Software for the CX16 suggestions?

All aspects of programming on the Commander X16.
Ed Minchau
Posts: 497
Joined: Sat Jul 11, 2020 3:30 pm

Software for the CX16 suggestions?

Post by Ed Minchau »



1 hour ago, Guy.Brush said:




There is an impressive (but limited) version of SimCity for the Arduboy, which IMO is a terrible handheld that didn't have the planning and vision of the X16.  2.5KB RAM, and I think game files are limited to 22KB.    My point is that if it can be made for Arduboy, it can be made better than the original for X16.



Your name reminds me - Monkey Island would face the same challenge as Wolfenstein- the cx16 doesn't have resizeable sprites.

Guy.Brush
Posts: 5
Joined: Sat Jun 19, 2021 1:56 am

Software for the CX16 suggestions?

Post by Guy.Brush »



11 hours ago, Ed Minchau said:




Your name reminds me - Monkey Island would face the same challenge as Wolfenstein- the cx16 doesn't have resizeable sprites.



Yes, but shrinking an already low-resolution sprite never looked that good anyway - Guybrush's eye is just 1 black pixel at full size, so the small version is basically Pitfall Harry.  Except Pitfall Harry looked better, because he was designed to look the best he could at that size.

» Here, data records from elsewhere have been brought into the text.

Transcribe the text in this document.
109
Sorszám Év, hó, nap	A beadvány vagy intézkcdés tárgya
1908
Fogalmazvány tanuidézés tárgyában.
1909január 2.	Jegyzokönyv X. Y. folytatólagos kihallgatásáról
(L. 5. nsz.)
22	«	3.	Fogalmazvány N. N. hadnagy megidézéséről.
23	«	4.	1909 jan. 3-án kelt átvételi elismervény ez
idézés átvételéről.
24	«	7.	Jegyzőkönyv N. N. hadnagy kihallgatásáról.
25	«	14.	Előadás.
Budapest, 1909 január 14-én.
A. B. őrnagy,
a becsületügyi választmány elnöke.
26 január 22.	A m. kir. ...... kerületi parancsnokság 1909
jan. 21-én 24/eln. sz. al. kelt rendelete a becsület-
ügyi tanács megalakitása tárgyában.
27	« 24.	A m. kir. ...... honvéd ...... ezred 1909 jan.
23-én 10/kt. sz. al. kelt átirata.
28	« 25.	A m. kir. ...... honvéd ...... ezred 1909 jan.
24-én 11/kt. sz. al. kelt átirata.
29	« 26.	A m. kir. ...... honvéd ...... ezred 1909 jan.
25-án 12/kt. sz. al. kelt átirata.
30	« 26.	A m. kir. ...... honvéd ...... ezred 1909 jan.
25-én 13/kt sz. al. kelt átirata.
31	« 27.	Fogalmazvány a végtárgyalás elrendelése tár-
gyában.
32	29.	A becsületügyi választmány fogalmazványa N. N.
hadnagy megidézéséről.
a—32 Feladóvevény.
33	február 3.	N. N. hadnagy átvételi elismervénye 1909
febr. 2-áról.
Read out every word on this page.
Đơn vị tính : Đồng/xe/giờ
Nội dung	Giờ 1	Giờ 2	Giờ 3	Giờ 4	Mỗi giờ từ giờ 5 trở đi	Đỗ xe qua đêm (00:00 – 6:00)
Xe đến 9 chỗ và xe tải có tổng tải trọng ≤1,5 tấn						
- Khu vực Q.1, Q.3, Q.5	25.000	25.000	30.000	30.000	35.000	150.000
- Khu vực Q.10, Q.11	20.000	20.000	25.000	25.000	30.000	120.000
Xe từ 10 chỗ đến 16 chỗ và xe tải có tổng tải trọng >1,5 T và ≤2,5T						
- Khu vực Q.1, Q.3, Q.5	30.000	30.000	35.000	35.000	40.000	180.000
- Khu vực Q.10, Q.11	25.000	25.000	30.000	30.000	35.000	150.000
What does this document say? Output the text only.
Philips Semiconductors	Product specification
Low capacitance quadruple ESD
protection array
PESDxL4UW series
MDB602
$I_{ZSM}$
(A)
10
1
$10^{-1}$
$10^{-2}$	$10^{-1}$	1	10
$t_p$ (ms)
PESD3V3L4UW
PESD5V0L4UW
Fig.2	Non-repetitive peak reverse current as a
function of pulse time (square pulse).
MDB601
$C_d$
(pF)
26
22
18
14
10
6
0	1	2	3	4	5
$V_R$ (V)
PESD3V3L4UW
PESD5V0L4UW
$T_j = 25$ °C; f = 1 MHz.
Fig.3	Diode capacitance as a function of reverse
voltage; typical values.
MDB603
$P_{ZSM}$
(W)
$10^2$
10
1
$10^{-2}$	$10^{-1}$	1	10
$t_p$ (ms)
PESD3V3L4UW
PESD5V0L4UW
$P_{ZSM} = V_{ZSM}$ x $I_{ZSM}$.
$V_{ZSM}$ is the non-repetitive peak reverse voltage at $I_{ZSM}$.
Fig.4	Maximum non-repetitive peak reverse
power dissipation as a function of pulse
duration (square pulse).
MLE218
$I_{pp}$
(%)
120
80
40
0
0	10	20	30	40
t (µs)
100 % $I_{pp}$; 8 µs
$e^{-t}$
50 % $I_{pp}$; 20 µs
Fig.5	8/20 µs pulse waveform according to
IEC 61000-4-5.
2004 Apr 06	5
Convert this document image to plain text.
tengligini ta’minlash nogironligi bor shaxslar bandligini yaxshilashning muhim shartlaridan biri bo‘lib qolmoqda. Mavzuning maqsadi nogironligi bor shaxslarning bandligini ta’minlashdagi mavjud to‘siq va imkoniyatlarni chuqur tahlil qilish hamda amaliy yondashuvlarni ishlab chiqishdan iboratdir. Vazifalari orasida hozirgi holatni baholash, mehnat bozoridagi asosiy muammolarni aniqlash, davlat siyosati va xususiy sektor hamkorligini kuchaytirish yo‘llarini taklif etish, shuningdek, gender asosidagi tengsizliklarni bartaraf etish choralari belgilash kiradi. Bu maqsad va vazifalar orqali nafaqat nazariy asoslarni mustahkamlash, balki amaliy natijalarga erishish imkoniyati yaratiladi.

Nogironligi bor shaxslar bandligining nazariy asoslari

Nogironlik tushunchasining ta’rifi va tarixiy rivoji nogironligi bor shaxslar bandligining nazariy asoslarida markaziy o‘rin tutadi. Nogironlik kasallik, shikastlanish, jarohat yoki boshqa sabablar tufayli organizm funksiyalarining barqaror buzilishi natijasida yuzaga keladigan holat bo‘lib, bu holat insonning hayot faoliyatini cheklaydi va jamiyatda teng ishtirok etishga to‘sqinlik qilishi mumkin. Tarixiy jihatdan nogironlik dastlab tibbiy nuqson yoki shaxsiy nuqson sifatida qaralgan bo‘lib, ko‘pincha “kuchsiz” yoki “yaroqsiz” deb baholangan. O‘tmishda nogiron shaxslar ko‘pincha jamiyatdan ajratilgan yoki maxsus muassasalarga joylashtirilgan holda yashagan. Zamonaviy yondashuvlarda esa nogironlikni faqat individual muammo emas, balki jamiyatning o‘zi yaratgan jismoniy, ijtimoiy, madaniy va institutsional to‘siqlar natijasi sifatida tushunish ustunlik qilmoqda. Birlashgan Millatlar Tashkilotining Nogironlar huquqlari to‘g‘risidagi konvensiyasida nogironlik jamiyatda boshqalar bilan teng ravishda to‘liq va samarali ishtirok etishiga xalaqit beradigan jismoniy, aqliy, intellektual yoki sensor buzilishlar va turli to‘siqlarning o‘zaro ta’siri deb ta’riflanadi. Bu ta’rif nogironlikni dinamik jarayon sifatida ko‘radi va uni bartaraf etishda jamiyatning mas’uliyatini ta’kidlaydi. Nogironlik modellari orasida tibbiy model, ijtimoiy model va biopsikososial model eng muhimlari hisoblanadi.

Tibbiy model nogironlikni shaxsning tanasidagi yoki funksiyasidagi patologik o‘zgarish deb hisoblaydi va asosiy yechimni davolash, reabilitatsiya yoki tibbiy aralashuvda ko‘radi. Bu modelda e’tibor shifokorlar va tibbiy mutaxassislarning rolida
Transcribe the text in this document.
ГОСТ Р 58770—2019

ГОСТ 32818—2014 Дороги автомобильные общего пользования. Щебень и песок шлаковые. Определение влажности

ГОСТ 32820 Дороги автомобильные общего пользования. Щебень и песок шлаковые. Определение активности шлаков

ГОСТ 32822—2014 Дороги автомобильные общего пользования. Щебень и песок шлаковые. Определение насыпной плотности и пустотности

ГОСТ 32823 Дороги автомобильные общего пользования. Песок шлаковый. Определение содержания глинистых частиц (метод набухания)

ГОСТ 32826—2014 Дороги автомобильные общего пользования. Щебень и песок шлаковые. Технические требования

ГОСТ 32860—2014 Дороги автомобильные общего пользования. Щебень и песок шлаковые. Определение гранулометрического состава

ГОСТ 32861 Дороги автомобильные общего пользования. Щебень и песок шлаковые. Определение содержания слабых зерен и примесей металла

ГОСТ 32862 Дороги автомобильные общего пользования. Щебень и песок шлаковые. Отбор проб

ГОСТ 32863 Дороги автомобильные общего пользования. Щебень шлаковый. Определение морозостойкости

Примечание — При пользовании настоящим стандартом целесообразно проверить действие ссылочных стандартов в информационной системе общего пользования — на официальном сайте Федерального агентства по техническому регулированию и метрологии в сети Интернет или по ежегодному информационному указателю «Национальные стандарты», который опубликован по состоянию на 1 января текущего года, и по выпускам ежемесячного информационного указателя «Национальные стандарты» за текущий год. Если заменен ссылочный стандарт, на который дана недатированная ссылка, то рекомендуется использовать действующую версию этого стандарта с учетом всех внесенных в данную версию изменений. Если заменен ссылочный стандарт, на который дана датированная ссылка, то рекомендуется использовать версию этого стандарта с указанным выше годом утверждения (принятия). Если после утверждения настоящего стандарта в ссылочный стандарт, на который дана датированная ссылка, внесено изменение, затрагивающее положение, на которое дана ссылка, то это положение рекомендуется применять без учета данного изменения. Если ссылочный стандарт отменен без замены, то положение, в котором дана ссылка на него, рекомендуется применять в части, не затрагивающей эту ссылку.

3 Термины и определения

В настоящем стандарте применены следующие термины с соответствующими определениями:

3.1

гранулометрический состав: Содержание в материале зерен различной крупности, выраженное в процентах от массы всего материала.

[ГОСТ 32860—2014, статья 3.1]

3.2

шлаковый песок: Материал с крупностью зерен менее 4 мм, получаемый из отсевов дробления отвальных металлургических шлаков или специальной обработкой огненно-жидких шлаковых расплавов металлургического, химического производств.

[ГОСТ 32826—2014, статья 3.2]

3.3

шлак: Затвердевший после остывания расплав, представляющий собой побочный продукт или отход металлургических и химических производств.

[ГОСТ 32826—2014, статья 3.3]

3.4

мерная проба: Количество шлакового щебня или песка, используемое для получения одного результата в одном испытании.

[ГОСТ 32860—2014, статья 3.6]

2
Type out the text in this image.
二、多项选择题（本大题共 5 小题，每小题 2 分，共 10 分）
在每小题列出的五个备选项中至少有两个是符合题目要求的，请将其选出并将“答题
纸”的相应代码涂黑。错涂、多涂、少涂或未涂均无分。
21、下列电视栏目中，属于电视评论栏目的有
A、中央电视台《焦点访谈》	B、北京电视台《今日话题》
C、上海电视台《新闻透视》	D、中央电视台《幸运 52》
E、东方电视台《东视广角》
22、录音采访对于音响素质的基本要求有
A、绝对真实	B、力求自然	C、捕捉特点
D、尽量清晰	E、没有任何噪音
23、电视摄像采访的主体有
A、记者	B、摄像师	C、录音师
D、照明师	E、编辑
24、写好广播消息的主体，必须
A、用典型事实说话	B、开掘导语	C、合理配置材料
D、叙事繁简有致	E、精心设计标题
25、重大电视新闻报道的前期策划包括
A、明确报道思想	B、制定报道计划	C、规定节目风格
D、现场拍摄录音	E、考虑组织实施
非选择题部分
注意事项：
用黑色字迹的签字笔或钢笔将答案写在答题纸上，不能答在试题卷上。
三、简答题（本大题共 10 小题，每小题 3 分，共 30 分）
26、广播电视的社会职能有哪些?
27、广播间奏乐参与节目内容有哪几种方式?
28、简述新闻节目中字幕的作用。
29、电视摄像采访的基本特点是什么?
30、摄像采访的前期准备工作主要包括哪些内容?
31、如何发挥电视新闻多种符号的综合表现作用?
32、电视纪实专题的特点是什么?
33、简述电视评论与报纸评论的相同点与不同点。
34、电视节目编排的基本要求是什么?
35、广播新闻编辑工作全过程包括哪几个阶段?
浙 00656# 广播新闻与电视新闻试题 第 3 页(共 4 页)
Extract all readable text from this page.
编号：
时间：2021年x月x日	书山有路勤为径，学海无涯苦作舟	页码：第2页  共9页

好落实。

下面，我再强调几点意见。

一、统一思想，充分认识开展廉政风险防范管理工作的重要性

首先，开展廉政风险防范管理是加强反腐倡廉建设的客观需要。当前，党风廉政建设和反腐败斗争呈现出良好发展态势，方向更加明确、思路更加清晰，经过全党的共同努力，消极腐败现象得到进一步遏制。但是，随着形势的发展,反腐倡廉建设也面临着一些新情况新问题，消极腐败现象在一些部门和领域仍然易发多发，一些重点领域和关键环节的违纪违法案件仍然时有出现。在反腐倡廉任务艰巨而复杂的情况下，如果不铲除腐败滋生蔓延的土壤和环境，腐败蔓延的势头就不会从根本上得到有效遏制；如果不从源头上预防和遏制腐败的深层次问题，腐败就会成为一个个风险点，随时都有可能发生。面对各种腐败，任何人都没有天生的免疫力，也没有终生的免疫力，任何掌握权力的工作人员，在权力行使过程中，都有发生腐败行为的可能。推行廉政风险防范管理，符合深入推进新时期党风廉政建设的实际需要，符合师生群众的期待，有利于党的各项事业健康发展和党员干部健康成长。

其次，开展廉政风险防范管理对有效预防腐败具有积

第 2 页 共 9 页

Since resizing these sprites smaller just strips all the detail off of them, it's possibly more efficient to design different sized sprites in the first place and swap them out.  The end result is about the same - less detailed images being displayed - but you've done the work beforehand rather than asking the program to do it constantly.  

So the size transitions would be less fluid, but potentially better-looking at each size.  Or if you'd rather stay truer to the original, you could pre-render the scaling; import the exact resized images from Monkey Island, and make them your sprites for X16.

Or, since Monkey Island's environments are static backgrounds, you could zoom in.  Instead of watching Guybrush approach from a distant path and get bigger while while the screen stays still, he could stay the same size while the camera pans out with him, the screen gradually displaying more of the background until it's full size.  That would probably be a terrible compromise, but watching Guybrush approach and get bigger usually acts only as a cutscene effect, so it wouldn't change the gameplay.

Of course DOOM is a much different situation than Monkey Island, and without resizing it will probably be obvious that the enemies are just getting bigger rather than coming closer.  But you could design the AI so that they tend to move laterally instead of straight towards you; have them go around corners or hide behind something while you approach, or generally try to design the levels so that enemies are either far away or close up.  That's a tall order for level design, but trickier tricks have been done.  

And DOOM graphics were always something to get used to anyway; those med packs rotating and staring at you, because they're actually 2D and the only thing not rotating.  So if you come up with something that works, people will accept it as natural if it's a good game.  For example, the enemy sprite animations could help obscure the resizing by briefly turning sideways or crouching slightly every time the sprite is swapped for a bigger one.  At the moment when the sprite becomes bigger, it's doing something that makes it look slightly smaller.

But even if you made the enemy sprites change size seamlessly in DOOM, you still need the wall textures and everything else in the room to get bigger as you approach.  So something like Wolfenstein is probably a more achievable goal.